9.     Table 2: Why the ID numbers and the litter sizes for the trio in which the two females had a plug are not reported in this table? If the authors decided to remove this trio, then better to state total number of 19 trios, otherwise this phrase: ‘Of a total of 20 mouse trios, 9 females receiving hexanal were pregnant, compared to 10 females that received PBS.’ is not mathematically correct.

10.  Tables: There is no explanation for the order of mice in tables – if no special reasons, they can be listed in order from smallest ID number to largest

11.  Tables: I don’t think such extensive explanation in table’s footnotes is necessary.

12.  Line 270-273: ICSI solves many infertility problems, not only lack of expression of receptor/ligand. I would be really caution and limit this only to unexplained cases, where no other semen abnormalities were detected and no reasons for infertility were diagnosed.

13.  Line 310 – a total number of mice used in experiment should be included.

14.  Line 322 – how 5 weeks old mice become 48 weeks old? Did the experiment last almost one year?

15.  Line 449: a typo, ‘Teves’, not ‘eves’

Author Response

1) In his report, reviewer 2 requests that lines (91-105; 164-173; 200-204) be moved to the materials and methods section. In fact, these lines correspond to the legends of figures or tables and as such they have no place in the body of the text. In reality their presence in the body of the text is due to an error which occurred during the loading of the manuscript. This has been corrected.

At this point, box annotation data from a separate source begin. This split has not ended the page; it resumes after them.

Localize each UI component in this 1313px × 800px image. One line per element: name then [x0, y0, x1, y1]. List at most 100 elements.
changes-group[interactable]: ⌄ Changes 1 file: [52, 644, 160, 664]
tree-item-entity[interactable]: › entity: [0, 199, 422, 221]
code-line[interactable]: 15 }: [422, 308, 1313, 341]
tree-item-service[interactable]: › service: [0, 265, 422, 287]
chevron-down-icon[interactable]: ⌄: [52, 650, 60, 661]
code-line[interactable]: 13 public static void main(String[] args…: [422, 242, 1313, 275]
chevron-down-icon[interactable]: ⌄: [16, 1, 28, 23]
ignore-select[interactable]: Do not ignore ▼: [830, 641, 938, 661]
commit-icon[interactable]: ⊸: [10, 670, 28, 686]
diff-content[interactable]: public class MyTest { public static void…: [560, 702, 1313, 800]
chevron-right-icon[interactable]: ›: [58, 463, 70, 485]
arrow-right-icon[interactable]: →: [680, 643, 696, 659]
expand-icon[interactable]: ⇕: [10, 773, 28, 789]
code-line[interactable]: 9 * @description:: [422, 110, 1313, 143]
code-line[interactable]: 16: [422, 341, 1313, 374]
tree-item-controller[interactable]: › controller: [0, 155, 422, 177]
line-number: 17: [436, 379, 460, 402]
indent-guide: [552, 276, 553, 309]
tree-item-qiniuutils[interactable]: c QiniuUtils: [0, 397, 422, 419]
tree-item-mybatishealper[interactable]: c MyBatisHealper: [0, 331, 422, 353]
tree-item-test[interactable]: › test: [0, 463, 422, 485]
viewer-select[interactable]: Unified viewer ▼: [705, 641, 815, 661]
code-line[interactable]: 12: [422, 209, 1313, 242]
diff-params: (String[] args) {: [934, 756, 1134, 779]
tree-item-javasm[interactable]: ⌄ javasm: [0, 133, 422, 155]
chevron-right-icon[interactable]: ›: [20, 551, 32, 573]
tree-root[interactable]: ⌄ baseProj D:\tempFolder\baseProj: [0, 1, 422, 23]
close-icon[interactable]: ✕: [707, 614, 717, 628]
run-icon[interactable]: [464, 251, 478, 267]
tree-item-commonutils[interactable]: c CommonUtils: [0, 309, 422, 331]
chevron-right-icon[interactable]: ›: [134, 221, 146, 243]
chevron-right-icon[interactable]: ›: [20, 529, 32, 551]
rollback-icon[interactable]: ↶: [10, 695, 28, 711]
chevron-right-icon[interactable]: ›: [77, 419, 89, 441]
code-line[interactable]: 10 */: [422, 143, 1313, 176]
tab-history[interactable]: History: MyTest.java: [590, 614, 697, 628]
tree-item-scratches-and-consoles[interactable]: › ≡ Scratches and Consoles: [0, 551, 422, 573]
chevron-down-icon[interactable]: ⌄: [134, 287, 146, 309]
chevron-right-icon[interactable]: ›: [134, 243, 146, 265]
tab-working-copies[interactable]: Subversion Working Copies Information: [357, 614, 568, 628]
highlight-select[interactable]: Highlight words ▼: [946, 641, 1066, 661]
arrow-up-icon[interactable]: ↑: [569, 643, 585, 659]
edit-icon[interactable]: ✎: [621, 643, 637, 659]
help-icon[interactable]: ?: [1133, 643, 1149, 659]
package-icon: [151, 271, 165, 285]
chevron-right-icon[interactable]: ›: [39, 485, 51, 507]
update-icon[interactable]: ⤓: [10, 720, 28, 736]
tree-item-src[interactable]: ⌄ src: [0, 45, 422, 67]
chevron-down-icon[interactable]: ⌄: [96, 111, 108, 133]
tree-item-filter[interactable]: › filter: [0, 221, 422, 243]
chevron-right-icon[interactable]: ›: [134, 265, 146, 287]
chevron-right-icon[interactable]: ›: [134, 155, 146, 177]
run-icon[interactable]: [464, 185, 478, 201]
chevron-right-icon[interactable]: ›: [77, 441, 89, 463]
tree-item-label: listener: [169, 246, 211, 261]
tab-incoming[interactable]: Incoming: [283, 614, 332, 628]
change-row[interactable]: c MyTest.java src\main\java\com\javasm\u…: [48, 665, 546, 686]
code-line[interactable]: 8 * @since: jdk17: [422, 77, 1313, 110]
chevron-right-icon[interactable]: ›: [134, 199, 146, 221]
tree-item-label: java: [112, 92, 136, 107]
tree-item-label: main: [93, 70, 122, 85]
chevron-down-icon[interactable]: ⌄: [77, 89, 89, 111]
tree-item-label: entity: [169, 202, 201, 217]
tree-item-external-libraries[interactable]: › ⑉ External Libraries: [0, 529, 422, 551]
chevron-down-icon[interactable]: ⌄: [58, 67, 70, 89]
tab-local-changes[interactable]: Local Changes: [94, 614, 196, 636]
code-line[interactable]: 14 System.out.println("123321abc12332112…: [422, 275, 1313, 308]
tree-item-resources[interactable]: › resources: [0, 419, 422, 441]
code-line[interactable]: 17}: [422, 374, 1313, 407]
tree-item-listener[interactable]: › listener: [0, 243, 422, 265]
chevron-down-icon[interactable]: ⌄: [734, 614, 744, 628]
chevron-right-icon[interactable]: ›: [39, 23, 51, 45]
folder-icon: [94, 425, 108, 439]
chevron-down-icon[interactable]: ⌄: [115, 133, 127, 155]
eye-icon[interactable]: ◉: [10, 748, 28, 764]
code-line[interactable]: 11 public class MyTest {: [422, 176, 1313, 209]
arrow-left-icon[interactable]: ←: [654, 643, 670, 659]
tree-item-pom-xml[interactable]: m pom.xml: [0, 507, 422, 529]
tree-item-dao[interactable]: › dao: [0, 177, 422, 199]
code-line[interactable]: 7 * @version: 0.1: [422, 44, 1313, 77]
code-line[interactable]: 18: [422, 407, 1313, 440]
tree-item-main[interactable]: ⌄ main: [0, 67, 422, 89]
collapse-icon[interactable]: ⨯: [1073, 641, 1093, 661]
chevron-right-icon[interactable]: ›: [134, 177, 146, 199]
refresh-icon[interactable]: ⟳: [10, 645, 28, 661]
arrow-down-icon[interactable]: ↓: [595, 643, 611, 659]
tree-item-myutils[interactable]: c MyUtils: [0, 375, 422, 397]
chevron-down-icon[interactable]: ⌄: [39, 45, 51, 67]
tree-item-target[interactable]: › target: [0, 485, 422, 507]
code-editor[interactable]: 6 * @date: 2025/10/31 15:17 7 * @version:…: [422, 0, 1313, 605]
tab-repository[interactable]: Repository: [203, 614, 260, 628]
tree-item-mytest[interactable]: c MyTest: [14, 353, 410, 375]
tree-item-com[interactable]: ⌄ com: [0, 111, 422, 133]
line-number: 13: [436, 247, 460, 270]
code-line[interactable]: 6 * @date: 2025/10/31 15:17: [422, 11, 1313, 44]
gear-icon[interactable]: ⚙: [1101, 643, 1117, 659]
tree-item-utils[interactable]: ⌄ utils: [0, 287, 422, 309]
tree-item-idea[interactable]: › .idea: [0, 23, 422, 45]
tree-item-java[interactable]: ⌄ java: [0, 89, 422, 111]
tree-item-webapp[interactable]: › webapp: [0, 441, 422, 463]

2) The use of the Shapiro-Wilk test was criticized. After questioning a statistician of the Institute, we replaced the Shapiro-Wilk test by the Welch Two Sample t-test

 Minor comments

 All the requests were taken into consideration and corrected, as the comparison of the old and new document can show. With regard of the quality of English we have corrected some terms which were pointed out by the reviewer and a number of phrasing were rewritten. Although we are aware that the English used is surely not the most elegant we believe that there should be no grammatical errors because it was edited by Springer Nature editing service before loading.